Dari segi infrastruktur fisik, persiapan awal menuju KEK boleh dibilang mencapai 70%. Tak hanyak pelabuhan laut berskala Internasional, namun juga sarana jalan juga sudah dipersiapkan sejak beberapa tahun terakhir. Bahkan Belitung kini sudah mendapatkan solusi ketersediaan energi listrik dengan pembangunan dua pembangkit listrik.

Begitupun sumber daya alam yang terdapat di bumi Beliutng cukup besar. Berbagai komoditi tambang dan pertanian bisa menjadi bahan baku yang potensial buat dikembangkan hingga industri hilir.

“Kami yakin, berbekal fakta kesiapan infrastruktur daerah yang memeadai dengan ditopang sumber daya alam bahan baku industri yang banyak terdapat di Belitung, membuat usulan Kawasan Ekonomi Khusus sangat realistis,” kata Bupati Belitung, Ir. H. Darmansyah Husein, optimis.

Infrastruktur Pelabuhan
Persiapan menuju KEK memang sudah dilakukan jauh-jauh hari. Sejak tahun 2001 silam, Belitung sudah merencanakan membangun sebuah kawasan industri di Dusun Suge Kecamatan Badau Kabupaten Belitung. Dan tahun ini pula, sudah dibuat Peraturan Daerah mengenai Tata Ruang Kawasan Industri Suge.

Hanya saja, kondisi sarana pelabuhan laut yang mendukung kegiatan peti kemas belum tersedia saat itu membuat kawasan industri tidak bisa serta merta diwujudkan.
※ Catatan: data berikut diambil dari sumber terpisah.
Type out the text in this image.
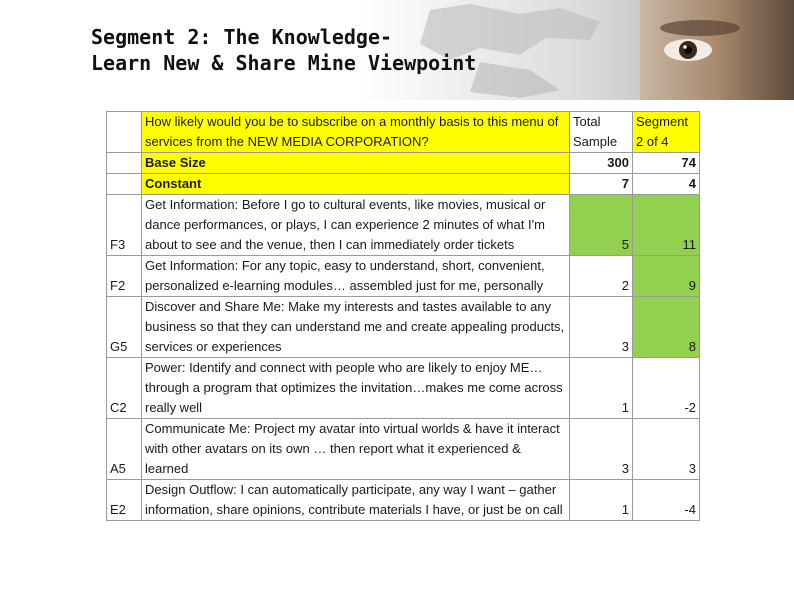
Segment 2: The Knowledge-
Learn New & Share Mine Viewpoint
	How likely would you be to subscribe on a monthly basis to this menu of services from the NEW MEDIA CORPORATION?	Total Sample	Segment 2 of 4
	Base Size	300	74
	Constant	7	4
F3	Get Information: Before I go to cultural events, like movies, musical or dance performances, or plays, I can experience 2 minutes of what I'm about to see and the venue, then I can immediately order tickets	5	11
F2	Get Information: For any topic, easy to understand, short, convenient, personalized e-learning modules… assembled just for me, personally	2	9
G5	Discover and Share Me: Make my interests and tastes available to any business so that they can understand me and create appealing products, services or experiences	3	8
C2	Power: Identify and connect with people who are likely to enjoy ME… through a program that optimizes the invitation…makes me come across really well	1	-2
A5	Communicate Me: Project my avatar into virtual worlds & have it interact with other avatars on its own … then report what it experienced & learned	3	3
E2	Design Outflow: I can automatically participate, any way I want – gather information, share opinions, contribute materials I have, or just be on call	1	-4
Apalagi berbagai infrastruktur fisik kewilayahan seperti jalan dan sarana listrik di masa itu masih jauh dari memadai sehingga menjadi kendala masuknya investasi di sektor industri.

Keseriusan untuk menggarap pelabuhan Tanjung Batu mulai tampak sejak kepemimpinan Bupati Darmansyah Husein tahun 2004. Menurut Bupati Darmansyah, idealnya untuk membangun pelabuhan maritim yang bisa disandari kapal-kapal berbobot besar membutuhkan dana sekitar Rp. 110 miliar

Karena tidak muda bagi Belitung mengupayakan dana sebesar itu, pembangunan fisik pelabihan pun dilakukan secara bertahap dalam beberapa tahun, sejak 2004. Pada tahun 2006 dikucurkan dana Rp.10 miliar, lalu menyusul Rp. 10 miliar di tahun 2007 dan Rp.27,5 miliar pada tahun 2008. Dana pembangunan sendiri berasal dari tiga anggaran, APBD Kabupaten, APBD Propinsi,dan APBN

Sampai 2009, pemerintah telah menginvestasikan dana sekitar Rp.90 miliar, untuk menjadikan Tanjung Batu sebagai pelabuhan laut berskala internasional. Pelabuhan Tanjung Batu diharapkan bisa menjadi pintu gerbang Kawasan Ekonomi Khusus.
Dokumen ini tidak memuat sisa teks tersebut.